Na Film Distribution Summit, tive a oportunidade de moderar uma mesa com Geminiano, da Cine Caníbal, uma distribuidora mexicana que nasceu em 2011 e, em pouco mais de uma década, se tornou uma potência regional. Hoje, a empresa compra filmes para todo o continente e lança em mais de 15 países da América Central e América do Sul.

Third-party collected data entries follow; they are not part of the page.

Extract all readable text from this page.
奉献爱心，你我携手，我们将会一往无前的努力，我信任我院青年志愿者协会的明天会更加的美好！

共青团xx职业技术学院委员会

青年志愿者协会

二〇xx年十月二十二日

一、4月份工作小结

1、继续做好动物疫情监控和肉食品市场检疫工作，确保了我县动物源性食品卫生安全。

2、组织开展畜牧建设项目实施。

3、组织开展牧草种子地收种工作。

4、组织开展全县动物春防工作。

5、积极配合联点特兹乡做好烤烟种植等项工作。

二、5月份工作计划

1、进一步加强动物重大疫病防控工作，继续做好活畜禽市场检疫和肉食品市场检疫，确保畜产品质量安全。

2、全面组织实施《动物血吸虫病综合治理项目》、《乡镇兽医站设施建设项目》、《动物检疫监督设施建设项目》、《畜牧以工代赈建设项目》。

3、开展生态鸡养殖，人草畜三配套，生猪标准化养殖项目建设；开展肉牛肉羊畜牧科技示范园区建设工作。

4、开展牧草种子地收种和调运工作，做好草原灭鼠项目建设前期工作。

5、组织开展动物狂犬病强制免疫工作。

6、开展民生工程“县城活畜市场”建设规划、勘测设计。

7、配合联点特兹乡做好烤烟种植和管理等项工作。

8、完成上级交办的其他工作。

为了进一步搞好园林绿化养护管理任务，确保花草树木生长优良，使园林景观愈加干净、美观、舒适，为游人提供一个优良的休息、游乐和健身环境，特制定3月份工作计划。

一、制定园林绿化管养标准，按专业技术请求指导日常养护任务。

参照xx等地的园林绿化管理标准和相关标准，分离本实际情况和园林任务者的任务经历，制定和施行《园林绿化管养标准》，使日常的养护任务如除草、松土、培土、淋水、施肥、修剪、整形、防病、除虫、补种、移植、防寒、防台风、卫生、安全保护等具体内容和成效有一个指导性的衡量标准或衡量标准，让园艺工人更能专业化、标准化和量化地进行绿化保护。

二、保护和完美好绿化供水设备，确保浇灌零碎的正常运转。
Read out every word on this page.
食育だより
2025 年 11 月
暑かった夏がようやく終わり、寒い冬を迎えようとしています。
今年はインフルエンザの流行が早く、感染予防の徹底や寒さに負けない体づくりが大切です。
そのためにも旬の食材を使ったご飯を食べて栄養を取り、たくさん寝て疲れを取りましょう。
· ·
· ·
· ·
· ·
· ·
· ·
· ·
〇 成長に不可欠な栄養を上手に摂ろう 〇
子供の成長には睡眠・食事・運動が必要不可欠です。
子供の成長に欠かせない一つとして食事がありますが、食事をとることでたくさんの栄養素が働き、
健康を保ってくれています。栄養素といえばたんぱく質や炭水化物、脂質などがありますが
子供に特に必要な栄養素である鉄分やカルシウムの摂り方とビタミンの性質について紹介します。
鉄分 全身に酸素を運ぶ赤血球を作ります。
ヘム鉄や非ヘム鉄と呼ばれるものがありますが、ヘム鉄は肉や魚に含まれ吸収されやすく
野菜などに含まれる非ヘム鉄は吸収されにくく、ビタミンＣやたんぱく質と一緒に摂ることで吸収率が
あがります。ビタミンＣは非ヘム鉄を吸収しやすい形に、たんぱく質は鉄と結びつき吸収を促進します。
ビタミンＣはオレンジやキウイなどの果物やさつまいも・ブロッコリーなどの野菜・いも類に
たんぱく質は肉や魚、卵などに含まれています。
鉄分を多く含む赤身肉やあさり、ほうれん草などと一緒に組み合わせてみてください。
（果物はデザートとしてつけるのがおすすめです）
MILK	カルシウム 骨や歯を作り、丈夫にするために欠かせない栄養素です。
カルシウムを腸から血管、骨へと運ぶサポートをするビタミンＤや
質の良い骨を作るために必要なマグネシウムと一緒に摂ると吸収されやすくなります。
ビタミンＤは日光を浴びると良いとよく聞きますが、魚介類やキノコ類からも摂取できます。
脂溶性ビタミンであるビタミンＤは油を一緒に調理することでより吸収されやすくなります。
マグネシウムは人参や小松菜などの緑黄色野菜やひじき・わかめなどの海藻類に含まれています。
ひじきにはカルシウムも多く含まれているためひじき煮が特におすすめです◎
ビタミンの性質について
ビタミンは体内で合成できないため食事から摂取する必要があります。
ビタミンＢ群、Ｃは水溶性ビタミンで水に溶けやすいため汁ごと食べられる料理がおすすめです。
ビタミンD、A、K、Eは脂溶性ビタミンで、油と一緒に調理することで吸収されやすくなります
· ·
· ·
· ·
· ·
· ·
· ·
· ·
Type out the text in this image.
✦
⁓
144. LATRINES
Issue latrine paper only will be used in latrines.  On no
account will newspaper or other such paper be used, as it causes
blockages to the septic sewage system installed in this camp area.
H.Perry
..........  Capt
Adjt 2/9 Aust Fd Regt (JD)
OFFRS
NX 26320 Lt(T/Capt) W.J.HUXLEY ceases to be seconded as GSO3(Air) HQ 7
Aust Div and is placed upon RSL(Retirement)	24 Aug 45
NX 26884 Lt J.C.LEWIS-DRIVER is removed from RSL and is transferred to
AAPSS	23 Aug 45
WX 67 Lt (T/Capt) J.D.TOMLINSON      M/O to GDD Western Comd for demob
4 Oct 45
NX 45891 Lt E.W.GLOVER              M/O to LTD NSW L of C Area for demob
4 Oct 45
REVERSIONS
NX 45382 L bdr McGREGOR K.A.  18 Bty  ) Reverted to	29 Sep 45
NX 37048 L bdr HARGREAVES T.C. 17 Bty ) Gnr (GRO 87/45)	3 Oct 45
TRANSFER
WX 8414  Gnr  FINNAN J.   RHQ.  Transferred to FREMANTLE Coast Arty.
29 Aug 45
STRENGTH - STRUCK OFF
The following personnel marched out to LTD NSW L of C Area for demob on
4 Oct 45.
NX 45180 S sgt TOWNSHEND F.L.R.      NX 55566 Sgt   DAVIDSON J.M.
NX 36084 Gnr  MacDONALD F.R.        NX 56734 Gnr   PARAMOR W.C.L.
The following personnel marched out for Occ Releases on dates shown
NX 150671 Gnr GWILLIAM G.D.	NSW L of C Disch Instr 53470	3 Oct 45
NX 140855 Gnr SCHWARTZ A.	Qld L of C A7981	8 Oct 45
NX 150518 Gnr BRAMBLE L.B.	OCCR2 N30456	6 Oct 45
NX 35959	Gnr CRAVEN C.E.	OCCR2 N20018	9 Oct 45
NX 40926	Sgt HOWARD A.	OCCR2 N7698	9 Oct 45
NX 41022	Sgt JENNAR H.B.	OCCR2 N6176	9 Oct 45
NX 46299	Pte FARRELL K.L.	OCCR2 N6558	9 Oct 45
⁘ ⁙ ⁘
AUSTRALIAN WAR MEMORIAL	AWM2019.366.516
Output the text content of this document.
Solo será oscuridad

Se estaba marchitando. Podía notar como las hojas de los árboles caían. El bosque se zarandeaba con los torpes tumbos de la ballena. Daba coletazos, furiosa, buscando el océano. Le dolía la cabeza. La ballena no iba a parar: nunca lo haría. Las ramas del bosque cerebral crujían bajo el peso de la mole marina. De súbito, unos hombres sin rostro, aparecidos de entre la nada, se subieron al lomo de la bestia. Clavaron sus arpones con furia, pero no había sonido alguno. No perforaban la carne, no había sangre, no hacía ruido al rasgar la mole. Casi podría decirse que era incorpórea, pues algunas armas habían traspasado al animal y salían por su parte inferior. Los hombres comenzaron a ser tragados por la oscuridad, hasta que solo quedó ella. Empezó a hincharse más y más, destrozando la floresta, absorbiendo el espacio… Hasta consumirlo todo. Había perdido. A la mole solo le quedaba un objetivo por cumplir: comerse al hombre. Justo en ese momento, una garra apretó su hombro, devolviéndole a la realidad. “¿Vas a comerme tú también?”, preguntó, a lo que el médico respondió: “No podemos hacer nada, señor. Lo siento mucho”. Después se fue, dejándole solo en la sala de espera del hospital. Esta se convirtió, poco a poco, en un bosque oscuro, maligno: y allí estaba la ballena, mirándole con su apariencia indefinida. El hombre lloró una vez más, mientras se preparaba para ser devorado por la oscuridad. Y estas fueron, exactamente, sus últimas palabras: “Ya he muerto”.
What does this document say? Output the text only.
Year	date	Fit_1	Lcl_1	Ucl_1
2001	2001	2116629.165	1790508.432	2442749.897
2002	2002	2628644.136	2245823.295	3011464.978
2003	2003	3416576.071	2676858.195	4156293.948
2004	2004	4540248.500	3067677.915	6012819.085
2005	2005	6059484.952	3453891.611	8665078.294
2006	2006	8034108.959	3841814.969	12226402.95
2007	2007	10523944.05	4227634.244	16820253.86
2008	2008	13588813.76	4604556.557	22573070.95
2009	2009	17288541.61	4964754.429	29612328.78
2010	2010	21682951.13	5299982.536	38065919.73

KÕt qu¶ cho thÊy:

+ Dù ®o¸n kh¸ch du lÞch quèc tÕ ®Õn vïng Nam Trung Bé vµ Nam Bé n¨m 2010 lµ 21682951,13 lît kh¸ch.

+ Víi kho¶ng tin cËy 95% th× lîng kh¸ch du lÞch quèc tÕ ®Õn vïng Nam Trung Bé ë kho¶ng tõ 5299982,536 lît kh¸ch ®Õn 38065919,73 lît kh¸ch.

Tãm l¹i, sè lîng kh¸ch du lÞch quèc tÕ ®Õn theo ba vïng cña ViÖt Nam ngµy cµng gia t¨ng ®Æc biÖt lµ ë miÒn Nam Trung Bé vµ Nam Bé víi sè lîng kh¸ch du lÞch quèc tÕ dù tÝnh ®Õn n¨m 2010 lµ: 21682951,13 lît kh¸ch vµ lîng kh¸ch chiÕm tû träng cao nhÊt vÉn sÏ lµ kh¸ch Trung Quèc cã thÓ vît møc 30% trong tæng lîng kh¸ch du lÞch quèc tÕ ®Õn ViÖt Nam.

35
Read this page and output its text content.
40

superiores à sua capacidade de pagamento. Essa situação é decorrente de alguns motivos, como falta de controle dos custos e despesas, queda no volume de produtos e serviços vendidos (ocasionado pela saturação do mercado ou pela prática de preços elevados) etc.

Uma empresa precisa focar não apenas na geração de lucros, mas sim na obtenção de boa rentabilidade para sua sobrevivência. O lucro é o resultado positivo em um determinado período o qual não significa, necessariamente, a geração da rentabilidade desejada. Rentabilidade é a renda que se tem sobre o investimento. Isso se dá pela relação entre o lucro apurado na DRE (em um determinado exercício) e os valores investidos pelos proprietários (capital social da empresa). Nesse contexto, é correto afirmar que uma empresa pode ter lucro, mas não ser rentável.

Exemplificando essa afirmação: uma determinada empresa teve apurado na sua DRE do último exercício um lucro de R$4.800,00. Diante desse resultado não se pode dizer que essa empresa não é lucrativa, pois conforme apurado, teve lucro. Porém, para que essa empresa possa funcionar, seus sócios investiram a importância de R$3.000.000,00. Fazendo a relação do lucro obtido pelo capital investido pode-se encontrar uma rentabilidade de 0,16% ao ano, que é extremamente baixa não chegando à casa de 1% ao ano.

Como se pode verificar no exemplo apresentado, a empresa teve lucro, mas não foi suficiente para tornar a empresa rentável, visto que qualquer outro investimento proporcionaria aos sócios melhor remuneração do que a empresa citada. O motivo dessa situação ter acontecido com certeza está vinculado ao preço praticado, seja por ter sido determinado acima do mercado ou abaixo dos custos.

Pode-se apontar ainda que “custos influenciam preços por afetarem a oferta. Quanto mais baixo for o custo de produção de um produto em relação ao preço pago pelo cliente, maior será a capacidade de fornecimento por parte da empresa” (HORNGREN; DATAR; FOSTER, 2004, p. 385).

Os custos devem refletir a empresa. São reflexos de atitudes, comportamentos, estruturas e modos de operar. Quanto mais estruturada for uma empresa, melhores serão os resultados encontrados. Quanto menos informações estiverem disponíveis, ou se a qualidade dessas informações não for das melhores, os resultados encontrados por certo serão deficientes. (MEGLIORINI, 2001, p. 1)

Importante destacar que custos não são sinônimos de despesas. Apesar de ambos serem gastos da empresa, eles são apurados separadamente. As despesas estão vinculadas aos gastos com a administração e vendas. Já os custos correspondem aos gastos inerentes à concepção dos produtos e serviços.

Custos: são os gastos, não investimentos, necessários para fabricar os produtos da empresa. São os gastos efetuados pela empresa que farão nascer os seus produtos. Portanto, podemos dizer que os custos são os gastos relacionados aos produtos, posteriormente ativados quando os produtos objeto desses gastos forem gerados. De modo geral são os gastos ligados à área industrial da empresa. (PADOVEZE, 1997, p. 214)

A apresentação de Geminiano foi, para mim, uma mistura de entusiasmo e incômodo. Entusiasmo porque revelou um trabalho de construção consistente de mercado; incômodo porque escancarou os gargalos estruturais do Brasil — um país de mais de 213 milhões de habitantes que, paradoxalmente, tem metade do número de salas de cinema do México.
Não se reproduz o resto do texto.